For economic evaluation, mean estimates are of great importance [75, 78, 79]. Using this criterion, our results show that the OLS and GLM performed best as they predicted mean scores that were closest to the mean observed utilities. However, if an analyst is also interested in accurate prediction across the whole distribution of utilities, then the performance of the CLAD was the best because, compared with the OLS and GLM, CLAD models predicted mean utilities that had a wider range (minimum to maximum) that more closely described the variation of observed utilities, implying that CLAD-predicted utilities had a better spread of predicted values than the OLS and GLM models. This result has also been seen elsewhere [74, 75]. Generally though, all three model families predicted utilities with narrower ranges than those of observed utilities, a result seen in other research [68, 74, 79], and may have been due to few patients having scores or utilities at the lower or upper scales of the instruments used in this study.

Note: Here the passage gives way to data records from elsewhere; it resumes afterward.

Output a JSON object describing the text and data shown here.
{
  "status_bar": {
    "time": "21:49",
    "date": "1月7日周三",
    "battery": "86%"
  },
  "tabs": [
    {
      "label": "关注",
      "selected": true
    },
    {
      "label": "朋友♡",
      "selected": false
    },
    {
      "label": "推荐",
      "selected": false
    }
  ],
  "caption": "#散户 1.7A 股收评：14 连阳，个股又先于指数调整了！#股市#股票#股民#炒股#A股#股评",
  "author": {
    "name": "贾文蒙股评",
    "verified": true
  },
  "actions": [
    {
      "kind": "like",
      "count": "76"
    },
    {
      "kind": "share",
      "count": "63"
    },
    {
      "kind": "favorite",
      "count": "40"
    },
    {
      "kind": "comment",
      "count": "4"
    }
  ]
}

Some limitations in our data and analysis need to be noted. First, no suitable out-of-sample dataset was available and therefore in-sample validation of mapping algorithms, successfully used in a number of other mapping studies [6871], was applied; However, it is desirable that the algorithms should be validated on an external dataset. Second, asthma status was self-reported and therefore subject to reporting biases. Third, our sample may not be fully representative of the asthma population as we used a self-selected sample of respondents, namely people who used the internet and were part of the online database of CINT Pty Ltd; however, there are no strong prior reasons for believing that this should skew the functional relationships reported here. The sample included a wide representation across six countries, and the study participants were reflective of a broad range of sociodemographic characteristics. Finally, the same preference weights were used regardless of the nationality of the respondents as national weights do not exist for all of the MAUIs. However, it has been shown that the content of MAUIs has a greater impact on utilities than the difference in intercountry preference weights [34].

5 Conclusions

Directly collecting data on utilities will always be the best way of measuring QoL for the purpose of conducting a CUA. When this has not been done, our results demonstrate the possibility of predicting utilities if data on the AQLQ-S have been collected. We recommend using a GLM (8) mapping function for this exercise.